First of all, I would like to offer my sincerest apologies. I must take full responsibility for any panic, annoyance and shattered eardrums that may have resulted from the blood-curdling shriek I released Tuesday last. I can offer no excuses, only regrets for the jumps, stumbles and possible aural damage my actions may have caused.

I seem to have fallen prey, you see, to an ignorance of locker room etiquette. In my naivete, cultivated over managing never to shower in my high school gym, and attending a grade school that lacked such facilities, I believed that if my shower cubicle curtain was closed, with my swimsuit hanging over the top, albeit off to one side, then I would be perfectly safe from intrusion. Be wary, fellow gym novices, such is not the case.
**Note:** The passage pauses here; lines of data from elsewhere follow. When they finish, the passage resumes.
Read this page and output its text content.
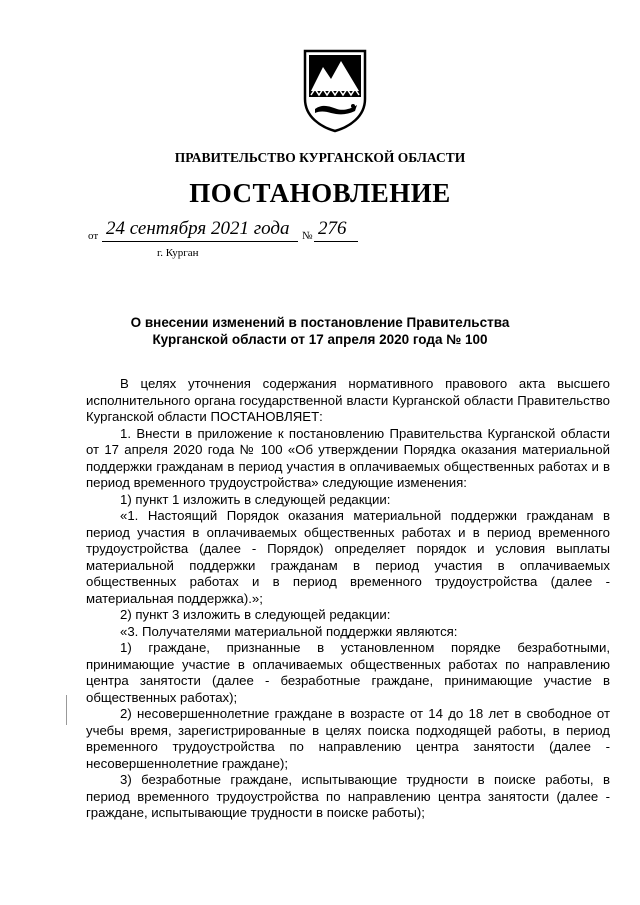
ПРАВИТЕЛЬСТВО КУРГАНСКОЙ ОБЛАСТИ
ПОСТАНОВЛЕНИЕ
от 24 сентября 2021 года № 276
г. Курган
О внесении изменений в постановление Правительства
Курганской области от 17 апреля 2020 года № 100

В целях уточнения содержания нормативного правового акта высшего исполнительного органа государственной власти Курганской области Правительство Курганской области ПОСТАНОВЛЯЕТ:

1. Внести в приложение к постановлению Правительства Курганской области от 17 апреля 2020 года № 100 «Об утверждении Порядка оказания материальной поддержки гражданам в период участия в оплачиваемых общественных работах и в период временного трудоустройства» следующие изменения:

1) пункт 1 изложить в следующей редакции:

«1. Настоящий Порядок оказания материальной поддержки гражданам в период участия в оплачиваемых общественных работах и в период временного трудоустройства (далее - Порядок) определяет порядок и условия выплаты материальной поддержки гражданам в период участия в оплачиваемых общественных работах и в период временного трудоустройства (далее - материальная поддержка).»;

2) пункт 3 изложить в следующей редакции:

«3. Получателями материальной поддержки являются:

1) граждане, признанные в установленном порядке безработными, принимающие участие в оплачиваемых общественных работах по направлению центра занятости (далее - безработные граждане, принимающие участие в общественных работах);

2) несовершеннолетние граждане в возрасте от 14 до 18 лет в свободное от учебы время, зарегистрированные в целях поиска подходящей работы, в период временного трудоустройства по направлению центра занятости (далее - несовершеннолетние граждане);

3) безработные граждане, испытывающие трудности в поиске работы, в период временного трудоустройства по направлению центра занятости (далее - граждане, испытывающие трудности в поиске работы);
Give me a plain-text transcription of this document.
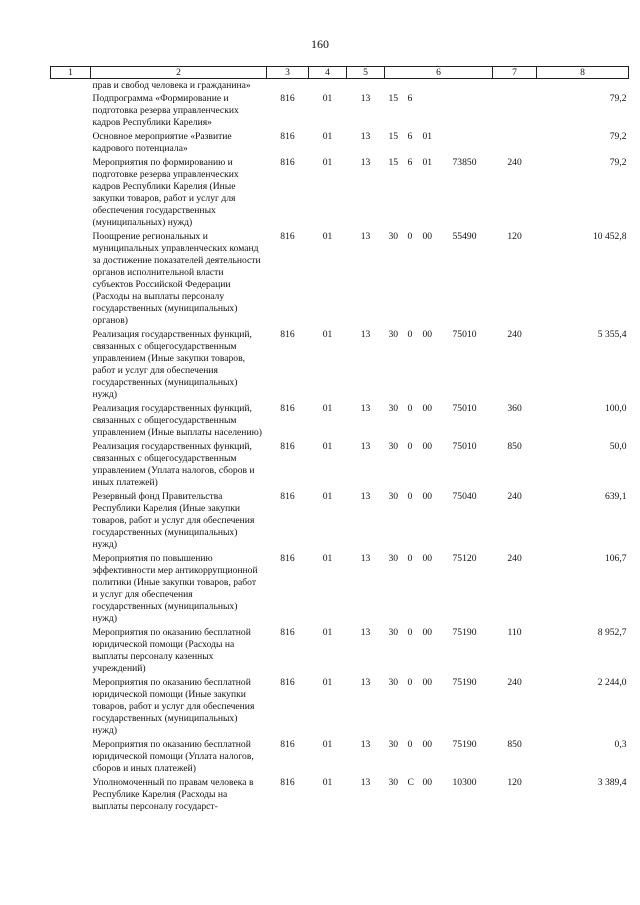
160
1	2	3	4	5	6				7	8
	прав и свобод человека и гражданина»									
	Подпрограмма «Формирование и подготовка резерва управленческих кадров Республики Карелия»	816	01	13	15	6				79,2
	Основное мероприятие «Развитие кадрового потенциала»	816	01	13	15	6	01			79,2
	Мероприятия по формированию и подготовке резерва управленческих кадров Республики Карелия (Иные закупки товаров, работ и услуг для обеспечения государственных (муниципальных) нужд)	816	01	13	15	6	01	73850	240	79,2
	Поощрение региональных и муниципальных управленческих команд за достижение показателей деятельности органов исполнительной власти субъектов Российской Федерации (Расходы на выплаты персоналу государственных (муниципальных) органов)	816	01	13	30	0	00	55490	120	10 452,8
	Реализация государственных функций, связанных с общегосударственным управлением (Иные закупки товаров, работ и услуг для обеспечения государственных (муниципальных) нужд)	816	01	13	30	0	00	75010	240	5 355,4
	Реализация государственных функций, связанных с общегосударственным управлением (Иные выплаты населению)	816	01	13	30	0	00	75010	360	100,0
	Реализация государственных функций, связанных с общегосударственным управлением (Уплата налогов, сборов и иных платежей)	816	01	13	30	0	00	75010	850	50,0
	Резервный фонд Правительства Республики Карелия (Иные закупки товаров, работ и услуг для обеспечения государственных (муниципальных) нужд)	816	01	13	30	0	00	75040	240	639,1
	Мероприятия по повышению эффективности мер антикоррупционной политики (Иные закупки товаров, работ и услуг для обеспечения государственных (муниципальных) нужд)	816	01	13	30	0	00	75120	240	106,7
	Мероприятия по оказанию бесплатной юридической помощи (Расходы на выплаты персоналу казенных учреждений)	816	01	13	30	0	00	75190	110	8 952,7
	Мероприятия по оказанию бесплатной юридической помощи (Иные закупки товаров, работ и услуг для обеспечения государственных (муниципальных) нужд)	816	01	13	30	0	00	75190	240	2 244,0
	Мероприятия по оказанию бесплатной юридической помощи (Уплата налогов, сборов и иных платежей)	816	01	13	30	0	00	75190	850	0,3
	Уполномоченный по правам человека в Республике Карелия (Расходы на выплаты персоналу государст-	816	01	13	30	С	00	10300	120	3 389,4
While a towel hanging on the adjacent hook to a closed curtain is a recognized signal of occupation (as well as running water), there existed, unbeknownst to me, a window of unknown occupancy. In the moments after finishing the shower, I thought I had plenty of time to take my towel inside the cubicle, with its closed curtain, and dry myself off in peace. After all, the curtain was closed, my swimsuit perched like a limp flag over the rod and there were three other cubicles available. Sadly, my measures were simply not enough.

But more, I had not mentally prepared myself for the possibility I was about to experience. Hearing voices approach, I paid no heed, other than to note the misconceptions about birth control both girls were stating as fact. Then, without warning, the curtain was whisked aside, and I, despite having been trained for years to avoid screaming at being surprised by a brother determined to make me react, let out a most piercing and girlish shriek, one that would have had my brother bursting with pride had he been its cause.

The girl, on the other hand, did not seem proud at her accomplishment at all. I clutched my towel to my breast and we both yanked the curtain back into place, her murmuring an apology while my face began to steam dry.

I can only hope that I have caused no lasting damage, aural or otherwise, to you, my fellow patrons of the women’s locker room. I have since begun posting an bright orange occupied sign on my curtain cubicles, and hope not to experience a repetition of any pain I may have caused you.